しかしそんな俺をよそに、雫は待ってましたと言わんばかりの笑顔で答えた。
「あのねあのねっ、お兄ちゃんにカレー作ってほしいのっ!」
「カレー?」
拍子抜けするような回答だった。
本当にそんなことのためにわざわざ会いに来たのだろうか。でも、嘘ならもう少しましなことを言いそうだ。でもそれなら、なんで自分なのか、それがわからない。カレーなら母さんに作ってもらえばいい。当然母さんの方が料理はうまい。そもそもカレーなんて誰が作っても大して変わらないと思うのだが…。

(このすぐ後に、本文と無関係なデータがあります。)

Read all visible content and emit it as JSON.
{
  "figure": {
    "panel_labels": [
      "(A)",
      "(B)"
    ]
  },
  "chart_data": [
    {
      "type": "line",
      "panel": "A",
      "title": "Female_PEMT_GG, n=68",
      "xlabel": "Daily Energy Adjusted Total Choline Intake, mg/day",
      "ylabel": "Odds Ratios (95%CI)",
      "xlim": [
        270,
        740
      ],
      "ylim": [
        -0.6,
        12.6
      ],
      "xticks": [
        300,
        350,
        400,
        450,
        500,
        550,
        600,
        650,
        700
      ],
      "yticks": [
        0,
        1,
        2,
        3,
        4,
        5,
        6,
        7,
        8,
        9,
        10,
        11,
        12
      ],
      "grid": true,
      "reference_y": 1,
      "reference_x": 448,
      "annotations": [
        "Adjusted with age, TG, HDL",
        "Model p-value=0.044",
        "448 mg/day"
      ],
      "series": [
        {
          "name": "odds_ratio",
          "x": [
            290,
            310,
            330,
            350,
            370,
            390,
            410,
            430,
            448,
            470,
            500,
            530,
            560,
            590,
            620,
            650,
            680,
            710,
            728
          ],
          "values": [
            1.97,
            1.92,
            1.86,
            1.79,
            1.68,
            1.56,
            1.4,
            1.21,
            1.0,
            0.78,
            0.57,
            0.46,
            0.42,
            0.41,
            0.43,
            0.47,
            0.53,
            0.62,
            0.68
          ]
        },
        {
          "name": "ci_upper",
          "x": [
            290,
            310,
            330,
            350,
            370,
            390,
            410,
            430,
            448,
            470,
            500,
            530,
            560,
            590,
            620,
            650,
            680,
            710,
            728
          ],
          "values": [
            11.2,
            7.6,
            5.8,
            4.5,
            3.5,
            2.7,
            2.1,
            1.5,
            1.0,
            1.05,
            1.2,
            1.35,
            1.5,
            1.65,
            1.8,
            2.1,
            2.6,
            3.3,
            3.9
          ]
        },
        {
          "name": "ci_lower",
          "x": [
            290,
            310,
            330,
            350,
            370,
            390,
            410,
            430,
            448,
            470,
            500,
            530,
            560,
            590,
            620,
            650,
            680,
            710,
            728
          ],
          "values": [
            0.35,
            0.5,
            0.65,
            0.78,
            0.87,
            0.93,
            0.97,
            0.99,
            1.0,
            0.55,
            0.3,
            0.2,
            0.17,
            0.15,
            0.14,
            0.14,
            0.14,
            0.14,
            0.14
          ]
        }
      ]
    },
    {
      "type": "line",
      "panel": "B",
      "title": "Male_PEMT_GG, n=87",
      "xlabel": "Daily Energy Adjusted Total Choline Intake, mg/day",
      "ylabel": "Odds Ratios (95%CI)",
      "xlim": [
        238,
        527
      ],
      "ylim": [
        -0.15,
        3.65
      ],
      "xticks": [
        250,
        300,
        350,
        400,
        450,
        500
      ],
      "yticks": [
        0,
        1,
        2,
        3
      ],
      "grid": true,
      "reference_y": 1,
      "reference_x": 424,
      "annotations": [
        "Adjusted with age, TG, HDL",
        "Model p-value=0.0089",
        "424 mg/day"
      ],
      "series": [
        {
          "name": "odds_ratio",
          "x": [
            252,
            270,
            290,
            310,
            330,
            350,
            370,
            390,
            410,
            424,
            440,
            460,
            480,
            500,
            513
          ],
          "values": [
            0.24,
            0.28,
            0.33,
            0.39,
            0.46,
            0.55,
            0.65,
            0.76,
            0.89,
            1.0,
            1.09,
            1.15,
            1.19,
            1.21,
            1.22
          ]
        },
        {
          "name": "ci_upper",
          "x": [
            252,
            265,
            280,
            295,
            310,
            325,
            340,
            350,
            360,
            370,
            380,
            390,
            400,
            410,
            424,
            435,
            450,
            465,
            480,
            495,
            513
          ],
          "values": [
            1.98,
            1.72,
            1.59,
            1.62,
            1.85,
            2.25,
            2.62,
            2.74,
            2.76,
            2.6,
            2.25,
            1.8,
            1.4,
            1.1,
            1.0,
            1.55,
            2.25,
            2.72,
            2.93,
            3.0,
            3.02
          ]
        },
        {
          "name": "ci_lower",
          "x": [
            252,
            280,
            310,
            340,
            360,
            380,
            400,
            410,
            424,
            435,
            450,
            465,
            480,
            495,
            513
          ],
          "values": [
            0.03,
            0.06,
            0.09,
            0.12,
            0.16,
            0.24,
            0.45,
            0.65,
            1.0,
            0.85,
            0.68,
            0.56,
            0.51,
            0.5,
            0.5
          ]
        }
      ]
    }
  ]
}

そんな考えを巡らせていると、雫は真っ直ぐ俺を見て言った。
「どうしても、お兄ちゃんじゃなきゃダメなの。お兄ちゃんのカレーじゃなきゃいけないの。だから、お願いします!」
その言葉には、さっきまでののんきさは全くなかった。
雫のこんな真面目な表情は初めて見た。
そして雫はもう一度お願いしますと言って、ぺこりと頭を下げた。
何が何だかさっぱりわからないが、雫がこんなに真剣に頼んできたのは初めてのことだ。こんな頼み方をされたら、もう答えは一つしかない。
「わかった。作ってやるよ」
そう言うと雫は、ばっと頭を上げてまた瞳をきらきらと輝かせた。そして、笑顔で飛び跳ねて喜ぶ。
「カレーくらいで大袈裟だな」
呆れつつも、これだけ喜ばれたら悪い気はしなかった。なんだか、こいつを見ていたらもやもやしていた気持ちが、少しだけ晴れた気がする。
「じゃ、とりあえず買い物行くぞ」
「はーい!」
こうして俺たちの、忘れられない一日が始まった。